La fede precede la conoscenza di Dio. Lo ha ribadito nel corso della catechesi che preceduto l'Angelus, ricordando le parole rivolte da San Pietro a Gesù, in risposta alla domanda «Volete andarvene anche voi?». Pietro rispose: «Signore da chi andremo? Tu hai parole di vita eterna. Offrendoci il tuo corpo e il tuo sangue. E noi abbiamo creduto e conosciuto».

La «falsità» è «il marchio del diavolo», e fu questa la «colpa più grave» di Giuda, ha ricordato ancora papa Ratzinger. Lui, inoltre, voleva «vendicarsi» di Gesù, da cui si sentiva «tradito», perchè essendo uno zelota «voleva un Messia vincente, che guidasse una rivolta contro i Romani».

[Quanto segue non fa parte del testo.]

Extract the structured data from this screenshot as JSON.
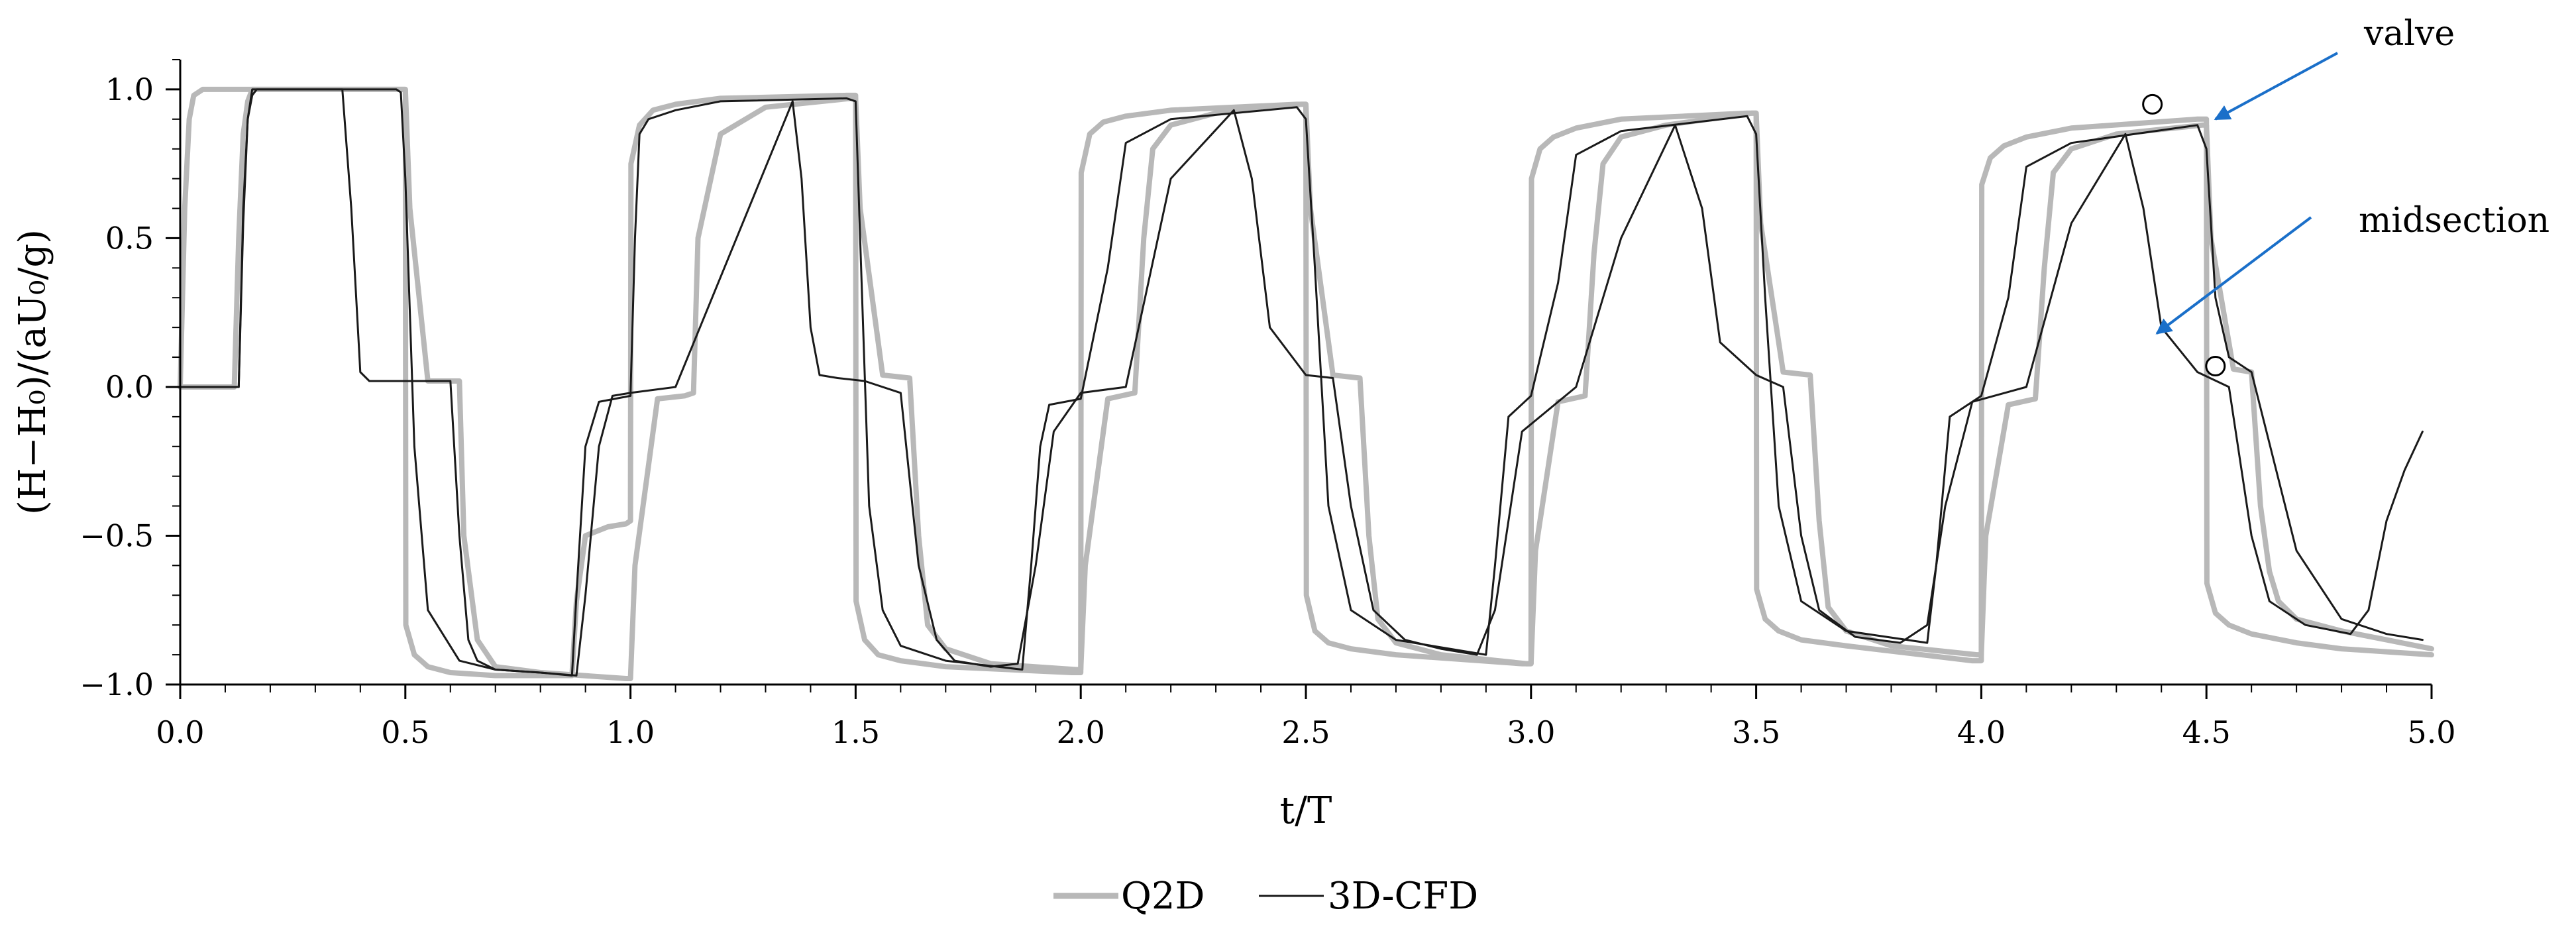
{
  "chart_data": {
    "type": "line",
    "xlabel": "t/T",
    "ylabel": "(H−H₀)/(aU₀/g)",
    "xlim": [
      0,
      5
    ],
    "ylim": [
      -1,
      1.1
    ],
    "x_ticks": [
      "0.0",
      "0.5",
      "1.0",
      "1.5",
      "2.0",
      "2.5",
      "3.0",
      "3.5",
      "4.0",
      "4.5",
      "5.0"
    ],
    "y_ticks": [
      "1.0",
      "0.5",
      "0.0",
      "−0.5",
      "−1.0"
    ],
    "grid": false,
    "legend_position": "bottom-center",
    "annotations": [
      {
        "text": "valve",
        "arrow_tip": [
          4.52,
          0.9
        ]
      },
      {
        "text": "midsection",
        "arrow_tip": [
          4.39,
          0.18
        ]
      }
    ],
    "markers": [
      {
        "x": 4.38,
        "y": 0.95
      },
      {
        "x": 4.52,
        "y": 0.07
      }
    ],
    "series": [
      {
        "name": "Q2D",
        "color": "#b8b8b8",
        "style": "thick",
        "curves": [
          {
            "x": [
              0.0,
              0.01,
              0.02,
              0.03,
              0.05,
              0.48,
              0.5,
              0.501,
              0.52,
              0.55,
              0.6,
              0.7,
              0.87,
              0.88,
              0.9,
              0.95,
              0.99,
              1.0,
              1.001,
              1.02,
              1.05,
              1.1,
              1.2,
              1.48,
              1.5,
              1.501,
              1.52,
              1.55,
              1.6,
              1.7,
              1.98,
              2.0,
              2.001,
              2.02,
              2.05,
              2.1,
              2.2,
              2.48,
              2.5,
              2.501,
              2.52,
              2.55,
              2.6,
              2.7,
              2.98,
              3.0,
              3.001,
              3.02,
              3.05,
              3.1,
              3.2,
              3.48,
              3.5,
              3.501,
              3.52,
              3.55,
              3.6,
              3.7,
              3.98,
              4.0,
              4.001,
              4.02,
              4.05,
              4.1,
              4.2,
              4.48,
              4.5,
              4.501,
              4.52,
              4.55,
              4.6,
              4.7,
              4.8,
              4.9,
              5.0
            ],
            "y": [
              0.0,
              0.6,
              0.9,
              0.98,
              1.0,
              1.0,
              1.0,
              -0.8,
              -0.9,
              -0.94,
              -0.96,
              -0.97,
              -0.97,
              -0.72,
              -0.5,
              -0.47,
              -0.46,
              -0.45,
              0.75,
              0.88,
              0.93,
              0.95,
              0.97,
              0.98,
              0.98,
              -0.72,
              -0.85,
              -0.9,
              -0.92,
              -0.94,
              -0.96,
              -0.96,
              0.72,
              0.85,
              0.89,
              0.91,
              0.93,
              0.95,
              0.95,
              -0.7,
              -0.82,
              -0.86,
              -0.88,
              -0.9,
              -0.93,
              -0.93,
              0.7,
              0.8,
              0.84,
              0.87,
              0.9,
              0.92,
              0.92,
              -0.68,
              -0.78,
              -0.82,
              -0.85,
              -0.87,
              -0.92,
              -0.92,
              0.68,
              0.77,
              0.81,
              0.84,
              0.87,
              0.9,
              0.9,
              -0.66,
              -0.76,
              -0.8,
              -0.83,
              -0.86,
              -0.88,
              -0.89,
              -0.9
            ]
          },
          {
            "x": [
              0.0,
              0.12,
              0.13,
              0.14,
              0.15,
              0.16,
              0.5,
              0.51,
              0.55,
              0.6,
              0.62,
              0.63,
              0.66,
              0.7,
              0.8,
              0.99,
              1.0,
              1.01,
              1.06,
              1.12,
              1.14,
              1.15,
              1.2,
              1.3,
              1.49,
              1.5,
              1.51,
              1.56,
              1.62,
              1.64,
              1.66,
              1.7,
              1.8,
              1.99,
              2.0,
              2.01,
              2.06,
              2.12,
              2.14,
              2.16,
              2.2,
              2.3,
              2.49,
              2.5,
              2.51,
              2.56,
              2.62,
              2.64,
              2.66,
              2.7,
              2.8,
              2.99,
              3.0,
              3.01,
              3.06,
              3.12,
              3.14,
              3.16,
              3.2,
              3.3,
              3.49,
              3.5,
              3.51,
              3.56,
              3.62,
              3.64,
              3.66,
              3.7,
              3.8,
              3.99,
              4.0,
              4.01,
              4.06,
              4.12,
              4.14,
              4.16,
              4.2,
              4.3,
              4.49,
              4.5,
              4.51,
              4.56,
              4.6,
              4.62,
              4.64,
              4.66,
              4.7,
              4.8,
              4.9,
              5.0
            ],
            "y": [
              0.0,
              0.0,
              0.5,
              0.85,
              0.96,
              1.0,
              1.0,
              0.6,
              0.02,
              0.02,
              0.02,
              -0.5,
              -0.85,
              -0.94,
              -0.96,
              -0.98,
              -0.98,
              -0.6,
              -0.04,
              -0.03,
              -0.02,
              0.5,
              0.85,
              0.94,
              0.97,
              0.97,
              0.6,
              0.04,
              0.03,
              -0.5,
              -0.8,
              -0.88,
              -0.93,
              -0.95,
              -0.95,
              -0.6,
              -0.04,
              -0.02,
              0.5,
              0.8,
              0.88,
              0.92,
              0.95,
              0.95,
              0.6,
              0.04,
              0.03,
              -0.5,
              -0.78,
              -0.86,
              -0.9,
              -0.93,
              -0.93,
              -0.55,
              -0.05,
              -0.03,
              0.45,
              0.75,
              0.84,
              0.88,
              0.92,
              0.92,
              0.55,
              0.05,
              0.04,
              -0.45,
              -0.74,
              -0.82,
              -0.87,
              -0.9,
              -0.9,
              -0.5,
              -0.06,
              -0.04,
              0.4,
              0.72,
              0.8,
              0.85,
              0.88,
              0.88,
              0.5,
              0.06,
              0.05,
              -0.4,
              -0.62,
              -0.72,
              -0.78,
              -0.82,
              -0.85,
              -0.88
            ]
          }
        ]
      },
      {
        "name": "3D-CFD",
        "color": "#1a1a1a",
        "style": "thin",
        "curves": [
          {
            "x": [
              0.0,
              0.13,
              0.14,
              0.15,
              0.16,
              0.17,
              0.36,
              0.38,
              0.4,
              0.42,
              0.6,
              0.62,
              0.64,
              0.66,
              0.7,
              0.8,
              0.88,
              0.9,
              0.93,
              0.96,
              1.0,
              1.1,
              1.36,
              1.38,
              1.4,
              1.42,
              1.46,
              1.52,
              1.6,
              1.64,
              1.68,
              1.72,
              1.8,
              1.86,
              1.9,
              1.94,
              2.0,
              2.1,
              2.2,
              2.34,
              2.38,
              2.42,
              2.5,
              2.56,
              2.6,
              2.65,
              2.72,
              2.8,
              2.88,
              2.92,
              2.98,
              3.1,
              3.2,
              3.32,
              3.38,
              3.42,
              3.5,
              3.56,
              3.6,
              3.64,
              3.72,
              3.82,
              3.88,
              3.92,
              3.98,
              4.1,
              4.2,
              4.32,
              4.36,
              4.4,
              4.48,
              4.55,
              4.6,
              4.64,
              4.72,
              4.82,
              4.86,
              4.9,
              4.94,
              4.98
            ],
            "y": [
              0.0,
              0.0,
              0.6,
              0.9,
              0.98,
              1.0,
              1.0,
              0.6,
              0.05,
              0.02,
              0.02,
              -0.5,
              -0.85,
              -0.92,
              -0.95,
              -0.96,
              -0.97,
              -0.7,
              -0.2,
              -0.03,
              -0.02,
              0.0,
              0.96,
              0.7,
              0.2,
              0.04,
              0.03,
              0.02,
              -0.02,
              -0.6,
              -0.85,
              -0.92,
              -0.94,
              -0.93,
              -0.6,
              -0.15,
              -0.02,
              0.0,
              0.7,
              0.93,
              0.7,
              0.2,
              0.04,
              0.03,
              -0.4,
              -0.75,
              -0.85,
              -0.88,
              -0.9,
              -0.75,
              -0.15,
              0.0,
              0.5,
              0.88,
              0.6,
              0.15,
              0.04,
              0.0,
              -0.5,
              -0.75,
              -0.84,
              -0.86,
              -0.8,
              -0.4,
              -0.05,
              0.0,
              0.55,
              0.85,
              0.6,
              0.2,
              0.05,
              0.0,
              -0.5,
              -0.72,
              -0.8,
              -0.83,
              -0.75,
              -0.45,
              -0.28,
              -0.15
            ]
          },
          {
            "x": [
              0.0,
              0.13,
              0.14,
              0.15,
              0.16,
              0.48,
              0.49,
              0.5,
              0.52,
              0.55,
              0.62,
              0.7,
              0.8,
              0.87,
              0.88,
              0.9,
              0.93,
              1.0,
              1.01,
              1.02,
              1.04,
              1.1,
              1.2,
              1.48,
              1.5,
              1.51,
              1.53,
              1.56,
              1.6,
              1.7,
              1.87,
              1.89,
              1.91,
              1.93,
              2.0,
              2.06,
              2.1,
              2.2,
              2.48,
              2.5,
              2.52,
              2.55,
              2.6,
              2.7,
              2.9,
              2.92,
              2.95,
              3.0,
              3.06,
              3.1,
              3.2,
              3.48,
              3.5,
              3.52,
              3.55,
              3.6,
              3.7,
              3.88,
              3.9,
              3.93,
              4.0,
              4.06,
              4.1,
              4.2,
              4.48,
              4.5,
              4.52,
              4.55,
              4.6,
              4.7,
              4.8,
              4.9,
              4.98
            ],
            "y": [
              0.0,
              0.0,
              0.55,
              0.9,
              1.0,
              1.0,
              0.99,
              0.7,
              -0.2,
              -0.75,
              -0.92,
              -0.95,
              -0.96,
              -0.97,
              -0.7,
              -0.2,
              -0.05,
              -0.03,
              0.5,
              0.85,
              0.9,
              0.93,
              0.96,
              0.97,
              0.96,
              0.5,
              -0.4,
              -0.75,
              -0.87,
              -0.92,
              -0.95,
              -0.6,
              -0.2,
              -0.06,
              -0.04,
              0.4,
              0.82,
              0.9,
              0.94,
              0.9,
              0.4,
              -0.4,
              -0.75,
              -0.85,
              -0.9,
              -0.6,
              -0.1,
              -0.03,
              0.35,
              0.78,
              0.86,
              0.91,
              0.85,
              0.3,
              -0.4,
              -0.72,
              -0.82,
              -0.86,
              -0.6,
              -0.1,
              -0.03,
              0.3,
              0.74,
              0.82,
              0.88,
              0.8,
              0.3,
              0.1,
              0.05,
              -0.55,
              -0.78,
              -0.83,
              -0.85
            ]
          }
        ]
      }
    ]
  }
}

All'Angelus Benedetto XVI si è soffermato sulla figura di Giuda, l'apostolo che tradì Gesù, commentando i brani del vangelo sui discepoli che abbandonarono il Cristo non credendo alle sue parole sul suo essere «il pane vivo discesodal cielo».

«Gesù - ha detto il Papa ai fedeli riuniti nel cortile interno della residenza di Castel Gandolfo - sapeva che anche tra i dodici Apostoli c'era uno che non credeva: Giuda. Anche Giuda avrebbe potuto andarsene, come fecero molti discepoli, anzi, avrebbe dovuto andarsene, se fosse stato onesto».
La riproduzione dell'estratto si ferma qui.